From the start we were created with a nature such as this so that we would have the opportunity to rise above it, and from this evil, become aware of the good, the Creator. It is impossible to discover this without that nature, “As the advantage of Light over Darkness,” (Kohelet Rabbah 2:13).
In the New Year (Rosh Hashanah) we celebrate the opportunity to rise up and attain the upper force, the Creator, to become Adam (Man), meaning the person who resembles Him. This is within the power of everyone, for Adam was simply the first who did it. As it is said, “for they shall all know Me, from the least of them unto the greatest of them” (Jeremiah 31:33), and “…for My house shall be called a house of prayer for all peoples.” (Isaiah 56:7). So Adam is an image that is relevant to all of humanity.

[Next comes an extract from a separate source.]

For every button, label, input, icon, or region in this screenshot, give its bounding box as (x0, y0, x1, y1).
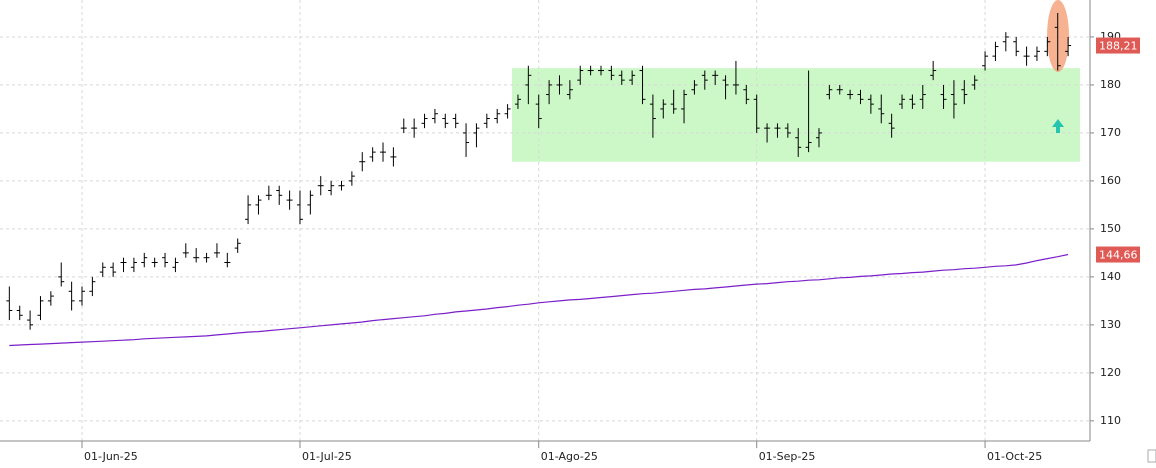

If during this holiday we make the right accounting of the past year, we clarify that we have still not attained correction and that we have not ascended with all of humanity to the peak of our existence, the spiritual world, the level of resembling the higher, eternal and perfect power. And for this we ask forgiveness, meaning we judge ourselves that we could have discovered our evil inclination and corrected it, rising above it and uniting between us, but we didn’t do it. So we ask in the beginning of the year that we be given the power that makes it possible to correct ourselves and reach the goal of creation.